Credit Suisse would not comment on whether the firm was concerned about its own exposure. With volume and demand soaring, the firm was in danger of taking up a big part of the VIX futures market - which only traded 811,000 contracts in January - just to meet the demands for the ETN. Some experts said that may have created anxiety about risks at the bank.
"The ETN has gotten far larger than expected, and since this is a day-trading product and not a buy-and-hold type, there is too much risk on (Credit Suisse's) hands.

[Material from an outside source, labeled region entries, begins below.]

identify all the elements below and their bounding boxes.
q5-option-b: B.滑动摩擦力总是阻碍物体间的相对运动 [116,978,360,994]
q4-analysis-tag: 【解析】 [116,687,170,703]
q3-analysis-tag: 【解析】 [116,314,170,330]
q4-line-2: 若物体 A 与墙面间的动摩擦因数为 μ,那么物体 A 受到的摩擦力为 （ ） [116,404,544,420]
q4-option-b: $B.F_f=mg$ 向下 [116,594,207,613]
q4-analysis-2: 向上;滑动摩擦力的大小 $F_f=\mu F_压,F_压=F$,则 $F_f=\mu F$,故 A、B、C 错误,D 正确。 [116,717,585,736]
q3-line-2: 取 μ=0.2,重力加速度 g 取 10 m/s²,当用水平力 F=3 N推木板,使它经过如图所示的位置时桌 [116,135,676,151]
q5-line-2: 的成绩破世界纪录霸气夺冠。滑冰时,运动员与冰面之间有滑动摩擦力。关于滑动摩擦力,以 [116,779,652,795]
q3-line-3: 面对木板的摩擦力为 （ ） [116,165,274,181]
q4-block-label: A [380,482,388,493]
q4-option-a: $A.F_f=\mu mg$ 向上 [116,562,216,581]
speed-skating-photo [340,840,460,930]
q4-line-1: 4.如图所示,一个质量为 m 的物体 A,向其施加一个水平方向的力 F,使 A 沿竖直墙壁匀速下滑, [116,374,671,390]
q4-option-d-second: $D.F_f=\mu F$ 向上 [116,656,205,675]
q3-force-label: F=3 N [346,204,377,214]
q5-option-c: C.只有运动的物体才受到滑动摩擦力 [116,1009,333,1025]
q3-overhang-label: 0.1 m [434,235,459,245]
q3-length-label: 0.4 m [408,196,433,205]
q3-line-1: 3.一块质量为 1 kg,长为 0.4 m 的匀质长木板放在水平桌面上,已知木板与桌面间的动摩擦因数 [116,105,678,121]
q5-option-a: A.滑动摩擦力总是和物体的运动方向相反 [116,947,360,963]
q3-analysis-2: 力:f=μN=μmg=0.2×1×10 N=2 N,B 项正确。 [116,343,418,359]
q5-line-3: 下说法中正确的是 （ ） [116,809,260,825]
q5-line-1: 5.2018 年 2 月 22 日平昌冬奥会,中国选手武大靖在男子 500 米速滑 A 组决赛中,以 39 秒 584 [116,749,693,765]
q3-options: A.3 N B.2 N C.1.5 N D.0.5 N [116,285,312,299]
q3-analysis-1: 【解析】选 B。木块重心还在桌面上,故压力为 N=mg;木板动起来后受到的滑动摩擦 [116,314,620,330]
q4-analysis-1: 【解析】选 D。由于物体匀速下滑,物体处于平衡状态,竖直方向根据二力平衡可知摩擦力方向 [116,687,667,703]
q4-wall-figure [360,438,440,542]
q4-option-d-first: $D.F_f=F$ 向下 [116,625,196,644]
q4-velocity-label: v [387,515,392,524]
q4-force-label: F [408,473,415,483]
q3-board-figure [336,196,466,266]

It has grown too much for the firm," said Nadig of Index Universe.
Investors bet falling volatility won't last: link.reuters.com/tym76s
Signs that this product could be influencing VIX futures can be seen in trading on February 10, 13, and 14. On those days, the stock market was relatively quiet, with the S&P 500 moving by no more than 0.7 percent in either direction.

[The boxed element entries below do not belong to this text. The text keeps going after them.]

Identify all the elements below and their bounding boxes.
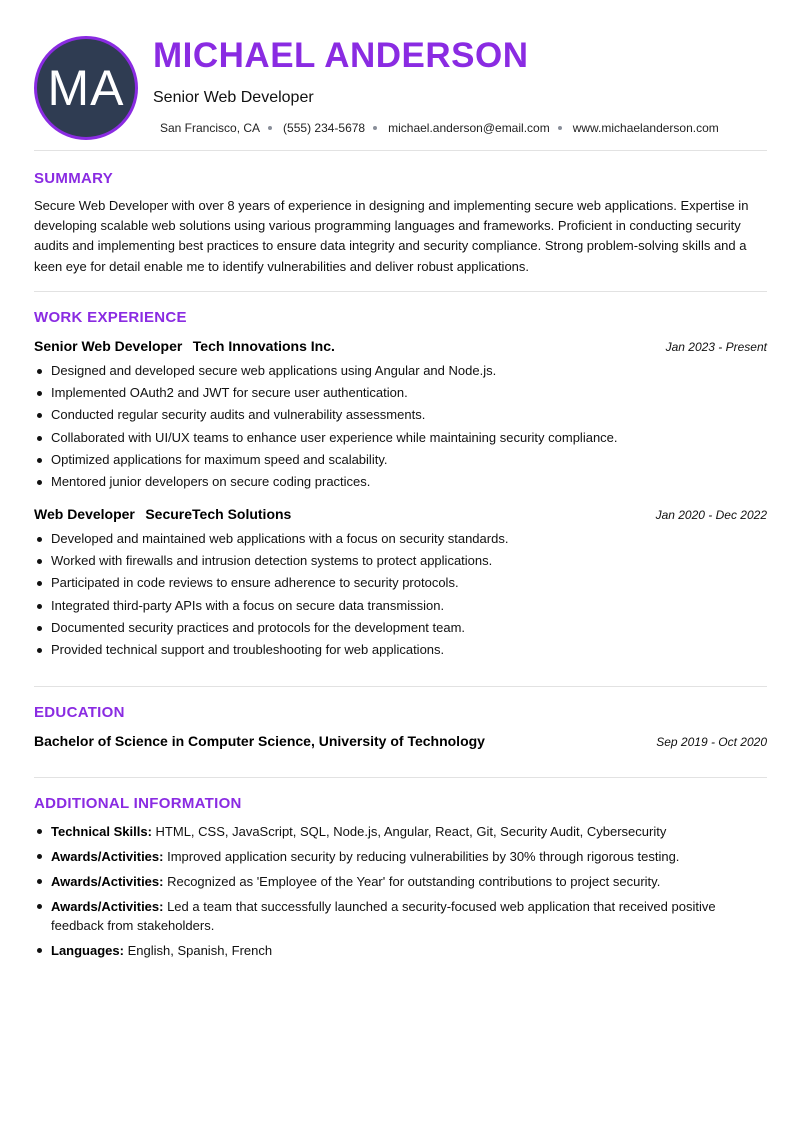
info-label: Technical Skills:	[51, 824, 152, 839]
info-text: Improved application security by reducing vulnerabilities by 30% through rigorous testing.	[163, 849, 680, 864]
divider	[34, 777, 767, 778]
list-item: Optimized applications for maximum speed and scalability.	[34, 450, 767, 472]
list-item: Mentored junior developers on secure coding practices.	[34, 472, 767, 494]
contact-row	[160, 121, 719, 135]
list-item	[34, 897, 767, 935]
divider	[34, 686, 767, 687]
summary-heading: SUMMARY	[34, 170, 114, 187]
job-company: Tech Innovations Inc.	[192, 338, 335, 354]
info-label: Languages:	[51, 943, 124, 958]
divider	[34, 291, 767, 292]
contact-location: San Francisco, CA	[160, 121, 261, 135]
education-entry	[34, 733, 767, 749]
contact-website[interactable]: www.michaelanderson.com	[572, 121, 719, 135]
list-item: Developed and maintained web applications with a focus on security standards.	[34, 529, 767, 551]
work-experience-heading: WORK EXPERIENCE	[34, 309, 187, 326]
job-header	[34, 338, 767, 356]
list-item	[34, 847, 767, 866]
info-text: English, Spanish, French	[123, 943, 273, 958]
list-item: Worked with firewalls and intrusion detection systems to protect applications.	[34, 551, 767, 573]
job-header	[34, 506, 767, 524]
education-degree: Bachelor of Science in Computer Science, University of Technology	[34, 733, 485, 749]
list-item	[34, 872, 767, 891]
separator-dot-icon	[373, 126, 377, 130]
job-date: Jan 2020 - Dec 2022	[655, 508, 767, 522]
contact-phone: (555) 234-5678	[283, 121, 366, 135]
job-date: Jan 2023 - Present	[665, 340, 767, 354]
job-bullets	[34, 361, 767, 494]
list-item: Documented security practices and protocols for the development team.	[34, 618, 767, 640]
list-item: Conducted regular security audits and vulnerability assessments.	[34, 405, 767, 427]
divider	[34, 150, 767, 151]
list-item: Participated in code reviews to ensure adherence to security protocols.	[34, 573, 767, 595]
job-company: SecureTech Solutions	[145, 506, 292, 522]
candidate-name: MICHAEL ANDERSON	[153, 36, 529, 75]
education-date: Sep 2019 - Oct 2020	[656, 735, 767, 749]
avatar-initials: MA	[47, 60, 125, 116]
separator-dot-icon	[558, 126, 562, 130]
job-title: Senior Web Developer	[34, 338, 183, 354]
info-text: Recognized as 'Employee of the Year' for outstanding contributions to project security.	[163, 874, 661, 889]
info-label: Awards/Activities:	[51, 849, 164, 864]
list-item	[34, 941, 767, 960]
list-item: Designed and developed secure web applications using Angular and Node.js.	[34, 361, 767, 383]
contact-email[interactable]: michael.anderson@email.com	[388, 121, 550, 135]
job-bullets	[34, 529, 767, 662]
info-text: HTML, CSS, JavaScript, SQL, Node.js, Angular, React, Git, Security Audit, Cybersecurity	[151, 824, 667, 839]
info-label: Awards/Activities:	[51, 899, 164, 914]
list-item	[34, 822, 767, 841]
summary-text: Secure Web Developer with over 8 years of experience in designing and implementing secure web applications. Expertise in developing scalable web solutions using various programming languages and frameworks. Proficient in conducting security audits and implementing best practices to ensure data integrity and security compliance. Strong problem-solving skills and a keen eye for detail enable me to identify vulnerabilities and deliver robust applications.	[34, 198, 749, 274]
list-item: Implemented OAuth2 and JWT for secure user authentication.	[34, 383, 767, 405]
education-heading: EDUCATION	[34, 704, 125, 721]
list-item: Integrated third-party APIs with a focus on secure data transmission.	[34, 596, 767, 618]
additional-info-list	[34, 822, 767, 966]
info-label: Awards/Activities:	[51, 874, 164, 889]
info-text: Led a team that successfully launched a security-focused web application that received positive feedback from stakeholders.	[51, 899, 716, 933]
candidate-role: Senior Web Developer	[153, 89, 314, 106]
separator-dot-icon	[268, 126, 272, 130]
list-item: Collaborated with UI/UX teams to enhance user experience while maintaining security compliance.	[34, 428, 767, 450]
avatar	[34, 36, 138, 140]
list-item: Provided technical support and troubleshooting for web applications.	[34, 640, 767, 662]
additional-info-heading: ADDITIONAL INFORMATION	[34, 795, 242, 812]
job-title: Web Developer	[34, 506, 135, 522]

But volume in VIX futures spiked to more than 100,000 contracts each day, according to CBOE data, the most since the August 2011 week when the United States had its credit rating downgraded from triple-A.
"These products are supposed to give exposure to VIX futures and with their rapid growth we think these products actually have an effect on the pricing of VIX futures. It's a bit of the tail wagging the dog scenario," said Phil Rapoport, a strategist at Macro Risk Advisors, an advisory and trading firm specializing in equity derivatives.
Trading volume in the TVIX peaked at 42.3 million shares on February 15 but has dipped a bit in the last few days, particularly after Credit Suisse suspended new share issuance.
Credit Suisse increased the share count several times in 2012. According to VelocityShares, which created the product, there are now about 40 million shares outstanding, making the ETN worth about $650 million.
Action in other volatility-linked products is rising too. ProShares Ultra Short-Term Futures VIX exchange-traded fund, another leveraged product, traded more than 5 million shares on Thursday, compared with a 50-day average of 700,000 shares.
Unlike exchange-traded funds, exchange-traded notes are not portfolios, but rather are debt obligations that are tied to the performance of a market index.
The SEC has been conducting a broad review of exchange-traded products, looking at transparency and liquidity levels to whether ETFs and ETNs may at times fuel market volatility.
Reuters reported on Wednesday that the inquiry has been widened to take a closer look at a possible connection between high-frequency traders and hedge funds jumping in and out of the instruments and instances where they fail to settle on time, according to a person familiar with the matter.